2009 North Carolina Code
Chapter 55 - North Carolina Business Corporation Act.
§ 55-13-02. Right to dissent.

§ 55‑13‑02.  Right to dissent.

(a)        In addition to any rights granted under Article 9, a shareholder is entitled to dissent from, and obtain payment of the fair value of his shares in the event of, any of the following corporate actions:

(1)        Consummation of a plan of merger to which the corporation (other than a parent corporation in a merger whose shares are not affected under G.S. 55‑11‑04) is a party unless (i) approval by the shareholders of that corporation is not required under G.S. 55‑11‑03(g) or (ii) such shares are then redeemable by the corporation at a price not greater than the cash to be received in exchange for such shares;

(2)        Consummation of a plan of share exchange to which the corporation is a party as the corporation whose shares will be acquired, unless such shares are then redeemable by the corporation at a price not greater than the cash to be received in exchange for such shares;

(2a)      Consummation of a plan of conversion pursuant to Part 2 of Article 11A of this Chapter;

(3)        Consummation of a sale or exchange of all, or substantially all, of the property of the corporation other than as permitted by G.S. 55‑12‑01, including a sale in dissolution, but not including a sale pursuant to court order or a sale pursuant to a plan by which all or substantially all of the net proceeds of the sale will be distributed in cash to the shareholders within one year after the date of sale;

(4)        An amendment of the articles of incorporation that materially and adversely affects rights in respect of a dissenter's shares because it (i) alters or abolishes a preferential right of the shares; (ii) creates, alters, or abolishes a right in respect of redemption, including a provision respecting a sinking fund for the redemption or repurchase, of the shares; (iii) alters or abolishes a preemptive right of the holder of the shares to acquire shares or other securities; (iv) excludes or limits the right of the shares to vote on any matter, or to cumulate votes, other than an amendment of the articles of incorporation permitting action without meeting to be taken by less than all shareholders entitled to vote, without advance notice, or both, as provided in G.S. 55‑7‑04; (v) reduces the number of shares owned by the shareholder to a fraction of a share if the fractional share so created is to be acquired for cash under G.S. 55‑6‑04; or (vi) changes the corporation into a nonprofit corporation or cooperative organization; or

(5)        Any corporate action taken pursuant to a shareholder vote to the extent the articles of incorporation, bylaws, or a resolution of the board of directors provides that voting or nonvoting shareholders are entitled to dissent and obtain payment for their shares.

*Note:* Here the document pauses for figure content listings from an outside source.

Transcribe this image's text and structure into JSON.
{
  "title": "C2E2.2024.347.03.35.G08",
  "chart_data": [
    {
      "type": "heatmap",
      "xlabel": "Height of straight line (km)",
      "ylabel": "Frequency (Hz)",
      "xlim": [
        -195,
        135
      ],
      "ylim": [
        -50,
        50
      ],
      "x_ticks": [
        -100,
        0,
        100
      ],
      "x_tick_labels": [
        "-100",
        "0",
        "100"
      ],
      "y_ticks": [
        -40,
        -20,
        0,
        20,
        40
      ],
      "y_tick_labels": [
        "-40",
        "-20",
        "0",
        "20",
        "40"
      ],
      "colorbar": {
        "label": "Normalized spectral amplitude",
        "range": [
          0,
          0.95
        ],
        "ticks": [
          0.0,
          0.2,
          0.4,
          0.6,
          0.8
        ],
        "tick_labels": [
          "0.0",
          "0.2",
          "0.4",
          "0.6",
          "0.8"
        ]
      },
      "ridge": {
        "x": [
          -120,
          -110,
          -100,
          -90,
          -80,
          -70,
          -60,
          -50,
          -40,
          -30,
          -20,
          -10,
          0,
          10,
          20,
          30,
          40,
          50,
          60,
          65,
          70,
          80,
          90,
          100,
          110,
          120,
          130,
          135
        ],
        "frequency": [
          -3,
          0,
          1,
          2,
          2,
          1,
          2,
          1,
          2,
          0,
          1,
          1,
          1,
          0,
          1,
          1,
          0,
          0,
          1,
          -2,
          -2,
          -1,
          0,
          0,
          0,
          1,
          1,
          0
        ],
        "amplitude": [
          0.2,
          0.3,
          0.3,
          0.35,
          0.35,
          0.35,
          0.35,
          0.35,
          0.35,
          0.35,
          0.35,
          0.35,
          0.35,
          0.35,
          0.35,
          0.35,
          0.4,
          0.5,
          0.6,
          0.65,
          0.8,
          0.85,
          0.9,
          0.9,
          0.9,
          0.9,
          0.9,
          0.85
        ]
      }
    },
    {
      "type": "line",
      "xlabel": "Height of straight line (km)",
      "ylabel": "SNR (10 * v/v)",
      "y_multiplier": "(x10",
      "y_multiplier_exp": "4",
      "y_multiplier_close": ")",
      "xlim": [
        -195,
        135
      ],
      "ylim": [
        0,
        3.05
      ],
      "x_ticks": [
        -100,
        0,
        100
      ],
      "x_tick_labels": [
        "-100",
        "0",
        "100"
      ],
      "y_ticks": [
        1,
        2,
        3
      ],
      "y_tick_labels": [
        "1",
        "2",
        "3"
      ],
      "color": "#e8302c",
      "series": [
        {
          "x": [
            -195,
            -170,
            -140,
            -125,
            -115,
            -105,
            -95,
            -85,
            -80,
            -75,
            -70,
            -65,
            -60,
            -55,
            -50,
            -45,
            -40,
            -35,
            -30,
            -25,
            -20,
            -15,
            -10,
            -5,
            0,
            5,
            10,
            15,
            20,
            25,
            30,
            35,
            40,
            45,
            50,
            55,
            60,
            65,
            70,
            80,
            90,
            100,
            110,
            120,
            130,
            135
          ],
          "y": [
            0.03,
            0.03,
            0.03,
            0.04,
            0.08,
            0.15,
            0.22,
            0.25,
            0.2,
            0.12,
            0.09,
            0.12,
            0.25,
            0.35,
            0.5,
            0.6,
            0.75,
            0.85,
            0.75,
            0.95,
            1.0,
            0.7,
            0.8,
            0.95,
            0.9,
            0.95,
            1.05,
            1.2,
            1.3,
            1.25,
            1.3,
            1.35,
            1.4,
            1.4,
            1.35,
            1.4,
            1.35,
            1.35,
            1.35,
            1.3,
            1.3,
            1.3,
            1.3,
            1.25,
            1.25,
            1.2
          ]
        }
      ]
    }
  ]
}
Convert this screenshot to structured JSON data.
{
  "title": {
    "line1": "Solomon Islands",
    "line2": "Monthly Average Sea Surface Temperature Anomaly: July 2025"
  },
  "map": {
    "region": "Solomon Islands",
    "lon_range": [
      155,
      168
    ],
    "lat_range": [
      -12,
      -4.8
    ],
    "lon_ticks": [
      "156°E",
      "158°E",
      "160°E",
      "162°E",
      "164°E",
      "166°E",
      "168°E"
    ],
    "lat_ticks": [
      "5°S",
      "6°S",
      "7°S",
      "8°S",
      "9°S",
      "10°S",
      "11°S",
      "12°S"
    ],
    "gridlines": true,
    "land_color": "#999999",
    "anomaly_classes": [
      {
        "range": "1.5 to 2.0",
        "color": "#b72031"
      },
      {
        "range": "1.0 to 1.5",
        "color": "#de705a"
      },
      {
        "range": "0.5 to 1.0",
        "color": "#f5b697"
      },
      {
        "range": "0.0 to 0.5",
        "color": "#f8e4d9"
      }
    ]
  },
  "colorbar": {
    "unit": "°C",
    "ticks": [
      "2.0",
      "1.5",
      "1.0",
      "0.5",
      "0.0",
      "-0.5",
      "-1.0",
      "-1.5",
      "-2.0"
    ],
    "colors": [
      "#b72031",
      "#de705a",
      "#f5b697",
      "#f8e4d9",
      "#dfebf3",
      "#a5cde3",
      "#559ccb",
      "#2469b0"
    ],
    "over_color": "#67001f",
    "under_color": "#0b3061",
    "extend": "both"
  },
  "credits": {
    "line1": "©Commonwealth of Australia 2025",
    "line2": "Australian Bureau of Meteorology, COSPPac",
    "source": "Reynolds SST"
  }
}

(b)        A shareholder entitled to dissent and obtain payment for his shares under this Article may not challenge the corporate action creating his entitlement, including without limitation a merger solely or partly in exchange for cash or other property, unless the action is unlawful or fraudulent with respect to the shareholder or the corporation.

(c)        Notwithstanding any other provision of this Article, there shall be no right of shareholders to dissent from, or obtain payment of the fair value of the shares in the event of, the corporate actions set forth in subdivisions (1), (2), or (3) of subsection (a) of this section if the affected shares are any class or series which, at the record date fixed to determine the shareholders entitled to receive notice of and to vote at the meeting at which the plan of merger or share exchange or the sale or exchange of property is to be acted on, were (i) listed on a national securities exchange or designated as a national market system security on an interdealer quotation system by the National Association of Securities Dealers, Inc., or (ii) held by at least 2,000 record shareholders. This subsection does not apply in cases in which either:

(1)        The articles of incorporation, bylaws, or a resolution of the board of directors of the corporation issuing the shares provide otherwise; or

(2)        In the case of a plan of merger or share exchange, the holders of the class or series are required under the plan of merger or share exchange to accept for the shares anything except:

a.         Cash;

b.         Shares, or shares and cash in lieu of fractional shares of the surviving or acquiring corporation, or of any other corporation which, at the record date fixed to determine the shareholders entitled to receive notice of and vote at the meeting at which the plan of merger or share exchange is to be acted on, were either listed subject to notice of issuance on a national securities exchange or designated as a national market system security on an interdealer quotation system by the National Association of Securities Dealers, Inc., or held by at least 2,000 record shareholders; or

c.         A combination of cash and shares as set forth in sub‑subdivisions a. and b. of this subdivision. (1925, c. 77, s. 1; c. 235; 1929, c. 269; 1939, c. 279; 1943, c. 270; G.S., ss. 55‑26, 55‑167; 1955, c. 1371, s. 1; 1959, c. 1316, ss. 30, 31; 1969, c. 751, ss. 36, 39; 1973, c. 469, ss. 36, 37; c. 476, s. 193; 1989, c. 265, s. 1; 1989 (Reg. Sess., 1990), c. 1024, s. 12.18; 1991, c. 645, s. 12; 1997‑202, s. 1; 1999‑141, s. 1; 2001‑387, s. 26; 2003‑157, s. 1.)